Personally, the only defrag I've ever noticed an increase in performance after running is/was JKDefrag which is now My Defrag....


----------



## RejZoR (Apr 26, 2010)

Default defragger in Win7 is good enough. Just set it to daily if you move files around very often.
Otherwise weekly will do the trick just fine. Works fine and results are also good.

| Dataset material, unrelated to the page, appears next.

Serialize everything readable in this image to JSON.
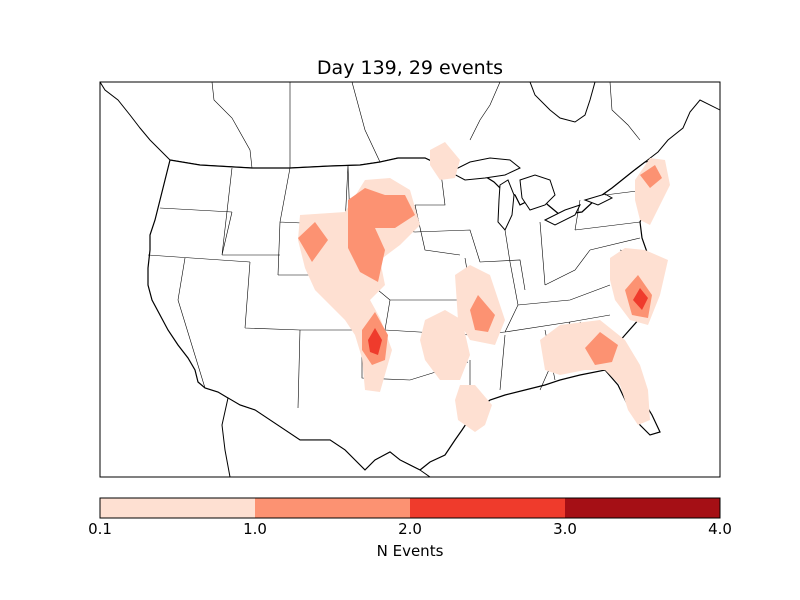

If you don't like it, "Defraggler" is the best imo. Small, fast and it works.


----------



## Flak (Apr 26, 2010)

Defraggler, unless I missed it in a recent update, does not "optimize" it only defrags and consolidates free space.  Which is one of the reasons it seems so fast.


----------



## JATownes (Apr 26, 2010)

Mussels wrote an awesome guide to defragging ------->http://forums.techpowerup.com/showthread.php?t=119978

This should answer all of your questions.


----------



## RejZoR (Apr 26, 2010)

Flak said:


> Defraggler, unless I missed it in a recent update, does not "optimize" it only defrags and consolidates free space.  Which is one of the reasons it seems so fast.

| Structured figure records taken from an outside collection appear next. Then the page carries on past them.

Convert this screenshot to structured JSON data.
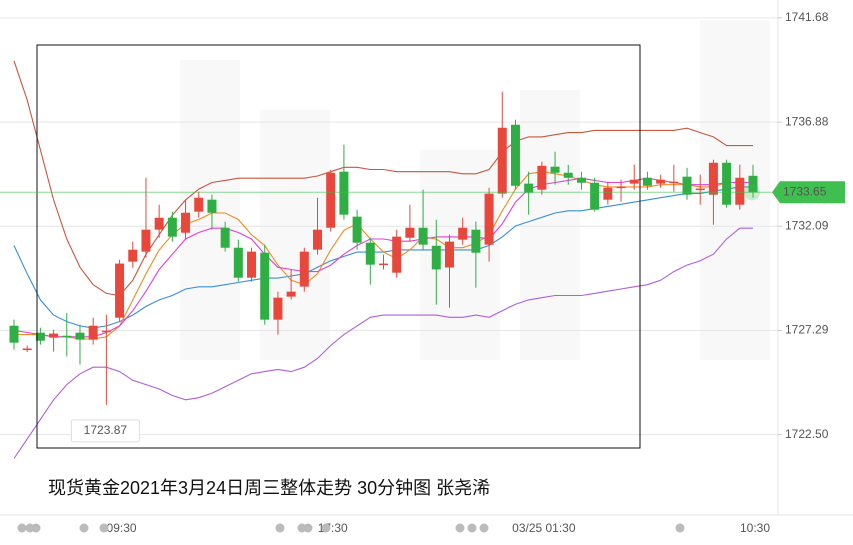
{
  "chart_data": {
    "type": "candlestick",
    "title": "现货黄金2021年3月24日周三整体走势  30分钟图 张尧浠",
    "categories": [
      null,
      null,
      null,
      null,
      null,
      null,
      null,
      null,
      "09:30",
      null,
      null,
      null,
      null,
      null,
      null,
      null,
      null,
      null,
      null,
      null,
      null,
      null,
      null,
      null,
      "17:30",
      null,
      null,
      null,
      null,
      null,
      null,
      null,
      null,
      null,
      null,
      null,
      null,
      null,
      null,
      null,
      "03/25 01:30",
      null,
      null,
      null,
      null,
      null,
      null,
      null,
      null,
      null,
      null,
      null,
      null,
      null,
      null,
      null,
      "10:30"
    ],
    "open": [
      1727.51,
      1726.46,
      1727.19,
      1726.96,
      1727.05,
      1727.19,
      1726.87,
      1727.23,
      1727.88,
      1730.46,
      1730.92,
      1731.93,
      1732.48,
      1731.79,
      1732.76,
      1733.31,
      1732.02,
      1731.1,
      1729.72,
      1730.87,
      1727.79,
      1728.85,
      1729.31,
      1731.01,
      1732.02,
      1734.6,
      1732.53,
      1731.33,
      1730.32,
      1729.95,
      1731.56,
      1732.02,
      1731.19,
      1730.19,
      1731.47,
      1731.93,
      1731.24,
      1733.59,
      1736.76,
      1734.05,
      1733.77,
      1734.83,
      1734.55,
      1734.32,
      1734.09,
      1733.31,
      1733.86,
      1734.05,
      1734.32,
      1734.05,
      1734.09,
      1734.37,
      1733.77,
      1733.54,
      1735.01,
      1733.08,
      1734.41
    ],
    "high": [
      1727.79,
      1726.6,
      1727.42,
      1727.33,
      1728.1,
      1727.56,
      1727.88,
      1728.02,
      1730.55,
      1731.38,
      1734.32,
      1733.08,
      1732.76,
      1733.31,
      1733.68,
      1733.54,
      1732.3,
      1731.47,
      1731.1,
      1731.24,
      1729.08,
      1730.1,
      1731.1,
      1733.4,
      1734.69,
      1735.84,
      1732.85,
      1731.56,
      1730.78,
      1731.93,
      1733.08,
      1733.77,
      1732.39,
      1731.7,
      1732.48,
      1732.3,
      1733.86,
      1738.28,
      1736.99,
      1734.6,
      1735.06,
      1735.52,
      1734.92,
      1734.6,
      1734.32,
      1734.14,
      1734.23,
      1734.92,
      1734.6,
      1734.46,
      1734.92,
      1734.78,
      1734.46,
      1735.15,
      1735.15,
      1734.92,
      1734.92
    ],
    "low": [
      1726.41,
      1726.3,
      1726.64,
      1726.32,
      1726.1,
      1725.72,
      1726.64,
      1723.87,
      1727.7,
      1730.18,
      1730.64,
      1731.56,
      1731.38,
      1731.47,
      1732.48,
      1731.93,
      1730.92,
      1729.54,
      1729.54,
      1727.56,
      1727.1,
      1728.71,
      1729.08,
      1730.78,
      1731.84,
      1732.39,
      1731.01,
      1729.4,
      1730.1,
      1729.72,
      1731.38,
      1731.01,
      1728.48,
      1728.34,
      1731.24,
      1729.26,
      1730.46,
      1733.4,
      1733.77,
      1732.62,
      1733.54,
      1734.0,
      1734.0,
      1733.77,
      1732.76,
      1733.08,
      1733.22,
      1733.77,
      1733.77,
      1733.86,
      1733.68,
      1733.31,
      1733.08,
      1732.16,
      1732.94,
      1732.85,
      1733.4
    ],
    "close": [
      1726.73,
      1726.46,
      1726.82,
      1727.15,
      1727.0,
      1726.87,
      1727.51,
      1727.28,
      1730.37,
      1731.01,
      1731.93,
      1732.48,
      1731.61,
      1732.71,
      1733.4,
      1732.71,
      1731.1,
      1729.72,
      1730.92,
      1727.79,
      1728.8,
      1729.08,
      1730.92,
      1731.93,
      1734.55,
      1732.62,
      1731.33,
      1730.32,
      1730.37,
      1731.61,
      1732.02,
      1731.24,
      1730.1,
      1731.38,
      1732.02,
      1730.87,
      1733.59,
      1736.62,
      1733.95,
      1733.63,
      1734.87,
      1734.55,
      1734.32,
      1734.09,
      1732.85,
      1733.86,
      1733.91,
      1734.23,
      1733.95,
      1734.23,
      1734.14,
      1733.54,
      1733.82,
      1735.01,
      1733.08,
      1734.32,
      1733.65
    ],
    "up_color": "#e8473b",
    "down_color": "#2fae44",
    "lines": [
      {
        "color": "#c9563f",
        "values": [
          1739.7,
          1737.9,
          1735.6,
          1733.3,
          1731.5,
          1730.2,
          1729.4,
          1729.0,
          1728.9,
          1729.6,
          1730.8,
          1731.7,
          1732.6,
          1733.3,
          1733.8,
          1734.1,
          1734.2,
          1734.3,
          1734.3,
          1734.3,
          1734.3,
          1734.3,
          1734.3,
          1734.4,
          1734.6,
          1734.8,
          1734.8,
          1734.7,
          1734.7,
          1734.6,
          1734.6,
          1734.6,
          1734.6,
          1734.6,
          1734.5,
          1734.5,
          1734.7,
          1735.5,
          1736.0,
          1736.2,
          1736.2,
          1736.3,
          1736.4,
          1736.4,
          1736.5,
          1736.5,
          1736.5,
          1736.5,
          1736.5,
          1736.5,
          1736.5,
          1736.6,
          1736.4,
          1736.2,
          1735.8,
          1735.8,
          1735.8
        ]
      },
      {
        "color": "#3a8fd6",
        "values": [
          1731.2,
          1729.9,
          1728.7,
          1728.0,
          1727.7,
          1727.5,
          1727.4,
          1727.5,
          1727.7,
          1728.0,
          1728.4,
          1728.7,
          1728.9,
          1729.2,
          1729.3,
          1729.3,
          1729.4,
          1729.5,
          1729.6,
          1729.7,
          1729.7,
          1729.8,
          1729.9,
          1730.2,
          1730.5,
          1730.7,
          1730.9,
          1730.9,
          1730.9,
          1731.0,
          1731.0,
          1731.0,
          1731.0,
          1731.0,
          1731.0,
          1731.0,
          1731.2,
          1731.6,
          1732.1,
          1732.3,
          1732.5,
          1732.7,
          1732.8,
          1732.8,
          1732.9,
          1733.0,
          1733.1,
          1733.2,
          1733.3,
          1733.4,
          1733.5,
          1733.6,
          1733.6,
          1733.7,
          1733.8,
          1733.9,
          1733.9
        ]
      },
      {
        "color": "#b05fd8",
        "values": [
          1721.4,
          1722.3,
          1723.2,
          1724.1,
          1724.8,
          1725.3,
          1725.6,
          1725.6,
          1725.4,
          1725.0,
          1724.8,
          1724.6,
          1724.3,
          1724.1,
          1724.2,
          1724.4,
          1724.7,
          1725.0,
          1725.3,
          1725.4,
          1725.5,
          1725.4,
          1725.6,
          1726.0,
          1726.6,
          1727.1,
          1727.5,
          1727.9,
          1728.0,
          1728.0,
          1728.0,
          1728.0,
          1728.0,
          1727.9,
          1727.9,
          1728.0,
          1727.9,
          1728.2,
          1728.5,
          1728.7,
          1728.8,
          1728.9,
          1728.9,
          1728.9,
          1729.0,
          1729.1,
          1729.2,
          1729.3,
          1729.4,
          1729.6,
          1730.0,
          1730.3,
          1730.5,
          1730.8,
          1731.5,
          1732.0,
          1732.0
        ]
      },
      {
        "color": "#f08a24",
        "values": [
          1727.1,
          1727.1,
          1727.1,
          1727.0,
          1727.0,
          1726.9,
          1726.9,
          1727.0,
          1727.5,
          1728.7,
          1729.9,
          1731.0,
          1731.7,
          1732.2,
          1732.4,
          1732.7,
          1732.7,
          1732.4,
          1731.7,
          1731.2,
          1730.3,
          1729.6,
          1729.4,
          1729.9,
          1731.0,
          1731.9,
          1732.2,
          1731.5,
          1730.9,
          1730.6,
          1731.0,
          1731.6,
          1731.5,
          1731.1,
          1731.1,
          1731.3,
          1731.7,
          1732.8,
          1733.8,
          1734.5,
          1734.6,
          1734.5,
          1734.4,
          1734.2,
          1734.0,
          1733.9,
          1733.9,
          1733.9,
          1733.9,
          1734.0,
          1734.0,
          1734.0,
          1733.9,
          1733.9,
          1734.1,
          1734.1,
          1734.1
        ]
      },
      {
        "color": "#e23fd6",
        "values": [
          1727.3,
          1727.2,
          1727.1,
          1727.0,
          1727.0,
          1727.0,
          1727.0,
          1727.2,
          1727.5,
          1728.2,
          1729.1,
          1730.1,
          1730.8,
          1731.5,
          1731.8,
          1732.0,
          1732.0,
          1731.8,
          1731.5,
          1730.8,
          1730.2,
          1730.1,
          1730.0,
          1730.0,
          1730.3,
          1730.8,
          1731.2,
          1731.5,
          1731.5,
          1731.4,
          1731.4,
          1731.5,
          1731.6,
          1731.6,
          1731.6,
          1731.6,
          1731.5,
          1732.2,
          1733.2,
          1733.8,
          1734.0,
          1734.1,
          1734.2,
          1734.3,
          1734.2,
          1734.1,
          1734.1,
          1734.2,
          1734.3,
          1734.2,
          1734.1,
          1734.0,
          1734.0,
          1734.0,
          1734.1,
          1734.1,
          1734.1
        ]
      }
    ],
    "ylim": [
      1718.8,
      1742.5
    ],
    "yticks": [
      1741.68,
      1736.88,
      1732.09,
      1727.29,
      {
        "value": 1722.5,
        "label": "1722.50"
      }
    ],
    "grid": true,
    "price_line_color": "#3fbf4f"
  }
}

No. There are two modes. Fast defrag and complete optimization. And it is fast in either mode.


----------



## Flak (Apr 26, 2010)

That's awesome, may give it a shot again.  Priform should probably update the stickies in their forums then, lol.  Some of the stickies still say it doesn't do an optimize and to use JKDefrag (which is now My Defrag) if you want the optimize feature.


----------



## kristain (Apr 27, 2010)

*RE : Best defragger for 7... the default?*

MyDefrag, Auslogics Disk Defrag are compatible with Windows 7.


----------



## FreedomEclipse (Apr 27, 2010)

I use Auslogics defrag. its fast as hell


----------



## v2.0 (Apr 27, 2010)

LAN_deRf_HA said:


> Best defragger for 7... the default?



Yup.


----------



## Stearic (Apr 28, 2010)

Diskeeper, as always, is my choice! Fragmentation prevention is cool.


----------